Charles LeRoy Gittens (August 31, 1928 – July 27, 2011) was an American United States Secret Service agent. Gittens joined the Secret Service in 1956, becoming the agency's first African American agent.[1][2][3]

Gittens was born in Cambridge, Massachusetts, on August 31, 1928, as one of his family's seven children.[1][2] His father was a contractor who had immigrated to the United States from Barbados.[3] He left his high school before graduation in order to enlist in the United States Army.[1][2] He was promoted to lieutenant in the Army and was stationed in Japan during the Korean War.[2] Gittens earned his GED while serving in the Army.[2] Following the end of the war, Gittens earned a bachelor's degree from present-day North Carolina Central University. He completed the four year academic program in three years, and graduated Magna Cum Laude with a Bachelor of Arts degree in English and Spanish. [1] As a result, he was bilingual.

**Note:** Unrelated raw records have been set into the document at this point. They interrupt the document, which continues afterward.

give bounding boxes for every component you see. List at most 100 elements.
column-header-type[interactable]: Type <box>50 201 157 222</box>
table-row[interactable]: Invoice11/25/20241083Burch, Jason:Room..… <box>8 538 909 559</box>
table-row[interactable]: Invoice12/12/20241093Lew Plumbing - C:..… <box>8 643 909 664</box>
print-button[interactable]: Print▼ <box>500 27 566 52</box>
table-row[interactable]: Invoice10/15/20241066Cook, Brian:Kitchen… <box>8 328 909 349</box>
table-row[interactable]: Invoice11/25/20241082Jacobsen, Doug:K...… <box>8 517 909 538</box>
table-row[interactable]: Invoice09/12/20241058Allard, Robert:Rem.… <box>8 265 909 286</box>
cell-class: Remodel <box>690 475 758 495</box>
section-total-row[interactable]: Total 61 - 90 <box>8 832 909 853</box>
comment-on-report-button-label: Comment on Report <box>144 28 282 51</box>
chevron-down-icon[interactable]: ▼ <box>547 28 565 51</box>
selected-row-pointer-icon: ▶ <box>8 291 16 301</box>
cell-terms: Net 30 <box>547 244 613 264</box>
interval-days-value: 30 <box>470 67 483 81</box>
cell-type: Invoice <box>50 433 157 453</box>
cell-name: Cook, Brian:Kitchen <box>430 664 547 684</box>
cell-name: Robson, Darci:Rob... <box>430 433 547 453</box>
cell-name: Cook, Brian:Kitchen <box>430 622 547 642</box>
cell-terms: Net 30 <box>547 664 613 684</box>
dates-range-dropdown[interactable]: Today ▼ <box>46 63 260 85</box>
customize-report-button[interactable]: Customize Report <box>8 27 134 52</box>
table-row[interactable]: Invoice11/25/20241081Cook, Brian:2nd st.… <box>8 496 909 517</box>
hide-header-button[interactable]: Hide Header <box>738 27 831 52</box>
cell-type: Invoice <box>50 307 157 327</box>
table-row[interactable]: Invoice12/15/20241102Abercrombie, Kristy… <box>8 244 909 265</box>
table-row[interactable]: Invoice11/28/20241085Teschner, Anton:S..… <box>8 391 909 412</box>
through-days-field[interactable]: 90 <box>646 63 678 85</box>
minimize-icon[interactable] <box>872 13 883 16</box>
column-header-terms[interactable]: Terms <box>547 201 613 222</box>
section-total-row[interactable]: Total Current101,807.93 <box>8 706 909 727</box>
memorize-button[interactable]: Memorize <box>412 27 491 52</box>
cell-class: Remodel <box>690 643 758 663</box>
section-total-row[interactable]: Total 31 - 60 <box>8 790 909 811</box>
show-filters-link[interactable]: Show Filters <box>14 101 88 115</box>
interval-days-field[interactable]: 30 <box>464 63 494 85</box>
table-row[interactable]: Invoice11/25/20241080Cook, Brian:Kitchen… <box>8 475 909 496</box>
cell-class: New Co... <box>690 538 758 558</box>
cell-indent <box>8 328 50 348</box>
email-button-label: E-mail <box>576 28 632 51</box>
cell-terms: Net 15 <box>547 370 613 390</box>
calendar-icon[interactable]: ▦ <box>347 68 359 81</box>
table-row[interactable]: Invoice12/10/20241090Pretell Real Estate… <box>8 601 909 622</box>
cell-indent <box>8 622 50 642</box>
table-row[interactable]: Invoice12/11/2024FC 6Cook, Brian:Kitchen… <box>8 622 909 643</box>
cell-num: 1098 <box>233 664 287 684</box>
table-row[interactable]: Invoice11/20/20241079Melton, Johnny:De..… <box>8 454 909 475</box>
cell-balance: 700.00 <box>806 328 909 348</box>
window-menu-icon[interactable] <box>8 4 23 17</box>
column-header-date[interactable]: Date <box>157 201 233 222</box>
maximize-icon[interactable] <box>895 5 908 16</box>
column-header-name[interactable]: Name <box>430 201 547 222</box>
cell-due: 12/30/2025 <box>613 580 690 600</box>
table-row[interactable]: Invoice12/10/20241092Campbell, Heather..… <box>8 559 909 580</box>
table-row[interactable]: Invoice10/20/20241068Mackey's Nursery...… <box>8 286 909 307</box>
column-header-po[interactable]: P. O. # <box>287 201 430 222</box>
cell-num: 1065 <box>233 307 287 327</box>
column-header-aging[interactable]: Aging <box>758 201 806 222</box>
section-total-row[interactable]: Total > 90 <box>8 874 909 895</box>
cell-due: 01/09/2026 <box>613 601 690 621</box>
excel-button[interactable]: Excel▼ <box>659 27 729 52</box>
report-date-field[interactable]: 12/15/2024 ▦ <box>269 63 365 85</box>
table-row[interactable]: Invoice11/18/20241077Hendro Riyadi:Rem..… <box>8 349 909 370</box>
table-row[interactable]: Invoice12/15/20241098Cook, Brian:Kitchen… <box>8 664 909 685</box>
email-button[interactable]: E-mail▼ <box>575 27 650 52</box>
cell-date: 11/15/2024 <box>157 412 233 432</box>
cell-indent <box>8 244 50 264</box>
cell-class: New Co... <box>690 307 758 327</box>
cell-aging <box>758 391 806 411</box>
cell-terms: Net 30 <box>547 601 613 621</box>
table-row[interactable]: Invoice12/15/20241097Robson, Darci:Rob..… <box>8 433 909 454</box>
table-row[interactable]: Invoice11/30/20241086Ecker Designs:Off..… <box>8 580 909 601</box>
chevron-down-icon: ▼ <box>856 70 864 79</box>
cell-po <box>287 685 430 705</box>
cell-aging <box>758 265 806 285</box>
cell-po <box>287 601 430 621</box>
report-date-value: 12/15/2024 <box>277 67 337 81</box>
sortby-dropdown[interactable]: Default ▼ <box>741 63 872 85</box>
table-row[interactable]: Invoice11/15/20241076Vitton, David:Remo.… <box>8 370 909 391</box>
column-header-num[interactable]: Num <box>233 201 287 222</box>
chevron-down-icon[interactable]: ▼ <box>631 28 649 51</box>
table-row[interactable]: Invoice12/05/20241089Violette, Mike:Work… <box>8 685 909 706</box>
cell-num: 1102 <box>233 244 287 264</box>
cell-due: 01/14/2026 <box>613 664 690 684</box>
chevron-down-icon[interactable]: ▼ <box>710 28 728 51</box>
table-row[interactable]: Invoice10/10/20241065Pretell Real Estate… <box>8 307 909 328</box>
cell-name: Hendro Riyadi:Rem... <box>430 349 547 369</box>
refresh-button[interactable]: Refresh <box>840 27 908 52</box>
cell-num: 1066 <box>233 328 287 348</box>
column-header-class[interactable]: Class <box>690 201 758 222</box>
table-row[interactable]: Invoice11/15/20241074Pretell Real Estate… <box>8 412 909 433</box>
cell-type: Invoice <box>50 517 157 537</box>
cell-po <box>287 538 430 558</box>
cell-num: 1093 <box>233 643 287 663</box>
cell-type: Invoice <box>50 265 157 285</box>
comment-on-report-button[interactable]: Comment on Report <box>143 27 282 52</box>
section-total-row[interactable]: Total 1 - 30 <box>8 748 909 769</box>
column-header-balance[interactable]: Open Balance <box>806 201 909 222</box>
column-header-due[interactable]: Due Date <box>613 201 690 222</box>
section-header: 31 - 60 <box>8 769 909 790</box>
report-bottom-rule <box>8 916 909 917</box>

Gittens taught at a school in North Carolina for one year. He was encouraged to take the civil service exam, which resulted in his recruitment into the United States Secret Service.[2] He began his career at the agency's office in Charlotte, North Carolina.[1] He then became an investigator at the Secret Service's field office in New York City, where he served for ten years.[3] He was assigned to a "special detail" Secret Service unit, which investigated bank fraud and counterfeiting.[1][2] Gittens was then transferred to the Secret Service's field office in Puerto Rico, where he guarded New York Governor Nelson Rockefeller during his 1969 trip to the Caribbean and Latin America.[3]

Gittens was promoted to the head of the Secret Service's field office in Washington, D.C. in 1971.[2][3] He retired from the agency in 1979.[1]

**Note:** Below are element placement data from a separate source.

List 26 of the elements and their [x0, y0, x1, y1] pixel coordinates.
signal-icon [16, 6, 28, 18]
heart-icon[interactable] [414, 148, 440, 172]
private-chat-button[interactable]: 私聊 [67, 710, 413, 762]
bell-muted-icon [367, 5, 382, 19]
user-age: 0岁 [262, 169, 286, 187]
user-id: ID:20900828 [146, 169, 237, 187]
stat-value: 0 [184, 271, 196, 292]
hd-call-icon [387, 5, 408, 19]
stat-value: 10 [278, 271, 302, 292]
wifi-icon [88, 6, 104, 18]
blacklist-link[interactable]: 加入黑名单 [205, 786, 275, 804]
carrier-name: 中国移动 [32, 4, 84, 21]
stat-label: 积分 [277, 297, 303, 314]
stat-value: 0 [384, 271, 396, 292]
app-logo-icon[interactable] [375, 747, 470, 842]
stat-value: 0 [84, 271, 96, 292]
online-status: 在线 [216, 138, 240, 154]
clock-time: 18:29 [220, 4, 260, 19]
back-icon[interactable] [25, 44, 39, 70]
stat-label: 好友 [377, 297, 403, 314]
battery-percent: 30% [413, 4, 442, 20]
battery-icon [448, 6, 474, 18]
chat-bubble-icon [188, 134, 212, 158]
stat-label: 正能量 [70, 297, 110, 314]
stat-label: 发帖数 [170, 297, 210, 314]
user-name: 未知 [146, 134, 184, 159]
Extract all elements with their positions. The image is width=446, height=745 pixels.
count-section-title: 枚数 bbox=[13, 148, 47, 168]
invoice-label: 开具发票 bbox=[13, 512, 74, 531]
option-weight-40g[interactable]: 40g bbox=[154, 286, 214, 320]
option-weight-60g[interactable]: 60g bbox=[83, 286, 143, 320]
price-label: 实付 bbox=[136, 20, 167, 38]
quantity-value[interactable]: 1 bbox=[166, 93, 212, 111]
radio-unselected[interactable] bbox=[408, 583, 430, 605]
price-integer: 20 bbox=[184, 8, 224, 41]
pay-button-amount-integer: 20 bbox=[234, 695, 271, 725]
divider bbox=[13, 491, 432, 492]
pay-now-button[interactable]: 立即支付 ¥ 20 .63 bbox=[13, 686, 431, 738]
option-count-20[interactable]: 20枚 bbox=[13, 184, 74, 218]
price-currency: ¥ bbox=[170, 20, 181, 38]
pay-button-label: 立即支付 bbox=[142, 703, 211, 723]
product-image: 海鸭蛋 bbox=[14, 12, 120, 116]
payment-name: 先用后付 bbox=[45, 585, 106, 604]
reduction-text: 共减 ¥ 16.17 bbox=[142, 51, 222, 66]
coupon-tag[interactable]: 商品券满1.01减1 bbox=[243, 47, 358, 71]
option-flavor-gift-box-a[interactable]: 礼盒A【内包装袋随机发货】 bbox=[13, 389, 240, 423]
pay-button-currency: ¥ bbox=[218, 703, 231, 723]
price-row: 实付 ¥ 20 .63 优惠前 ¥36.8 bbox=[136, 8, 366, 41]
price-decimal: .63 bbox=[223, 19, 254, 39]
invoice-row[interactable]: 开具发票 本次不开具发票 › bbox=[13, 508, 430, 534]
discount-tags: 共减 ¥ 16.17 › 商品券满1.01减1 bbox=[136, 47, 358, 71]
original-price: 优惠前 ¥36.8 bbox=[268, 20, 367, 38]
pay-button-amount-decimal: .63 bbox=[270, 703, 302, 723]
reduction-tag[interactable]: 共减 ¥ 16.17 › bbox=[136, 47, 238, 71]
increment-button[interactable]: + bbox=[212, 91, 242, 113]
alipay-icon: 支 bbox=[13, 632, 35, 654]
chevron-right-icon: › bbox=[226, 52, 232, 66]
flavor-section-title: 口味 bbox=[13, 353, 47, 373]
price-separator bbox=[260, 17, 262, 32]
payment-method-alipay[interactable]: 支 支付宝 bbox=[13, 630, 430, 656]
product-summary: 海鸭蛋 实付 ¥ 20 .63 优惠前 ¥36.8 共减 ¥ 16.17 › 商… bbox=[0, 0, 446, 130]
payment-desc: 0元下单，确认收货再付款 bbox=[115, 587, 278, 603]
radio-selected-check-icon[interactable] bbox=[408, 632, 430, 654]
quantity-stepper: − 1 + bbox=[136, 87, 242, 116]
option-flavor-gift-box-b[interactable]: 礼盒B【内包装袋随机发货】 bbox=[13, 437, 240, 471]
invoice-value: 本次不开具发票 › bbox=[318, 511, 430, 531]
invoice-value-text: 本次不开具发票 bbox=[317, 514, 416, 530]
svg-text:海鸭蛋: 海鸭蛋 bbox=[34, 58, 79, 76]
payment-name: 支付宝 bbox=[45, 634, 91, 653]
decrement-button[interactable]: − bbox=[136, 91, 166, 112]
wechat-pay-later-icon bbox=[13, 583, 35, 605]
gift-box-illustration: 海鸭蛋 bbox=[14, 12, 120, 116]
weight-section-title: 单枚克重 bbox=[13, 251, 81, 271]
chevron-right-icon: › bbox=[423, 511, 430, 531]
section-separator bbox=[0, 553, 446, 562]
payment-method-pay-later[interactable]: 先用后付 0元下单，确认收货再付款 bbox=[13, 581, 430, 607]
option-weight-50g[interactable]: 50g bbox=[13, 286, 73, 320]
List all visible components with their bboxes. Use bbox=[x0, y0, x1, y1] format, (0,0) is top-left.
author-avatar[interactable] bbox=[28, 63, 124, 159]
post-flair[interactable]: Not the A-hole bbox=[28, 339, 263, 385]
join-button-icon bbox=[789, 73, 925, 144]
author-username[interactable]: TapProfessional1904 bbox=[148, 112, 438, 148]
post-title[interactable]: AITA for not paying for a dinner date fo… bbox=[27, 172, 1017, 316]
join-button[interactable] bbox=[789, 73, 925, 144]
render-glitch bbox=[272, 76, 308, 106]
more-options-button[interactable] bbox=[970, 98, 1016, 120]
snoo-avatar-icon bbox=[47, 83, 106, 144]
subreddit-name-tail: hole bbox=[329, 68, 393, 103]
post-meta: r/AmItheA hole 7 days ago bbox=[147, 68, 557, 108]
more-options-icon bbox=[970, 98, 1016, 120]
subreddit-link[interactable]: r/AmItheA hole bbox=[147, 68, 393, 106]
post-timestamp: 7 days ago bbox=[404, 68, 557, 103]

He then joined the United States Department of Justice, where he led investigations of Nazi war criminals who were residing in the United States at the Department's Office of Special Investigations.[1][2]

Charles Gittens died of complications from a heart attack at the Collington Episcopal Life Care Community, an assisted living facility in Mitchellville, Maryland, on July 27, 2011, at the age of 82.[1][2] He had moved to the facility from Fort Washington, Maryland, in 2010.[2] His first wife, Ruthie, with whom he had one daughter, died in 1991.[3] He and his second wife, Maureen, divorced.[3]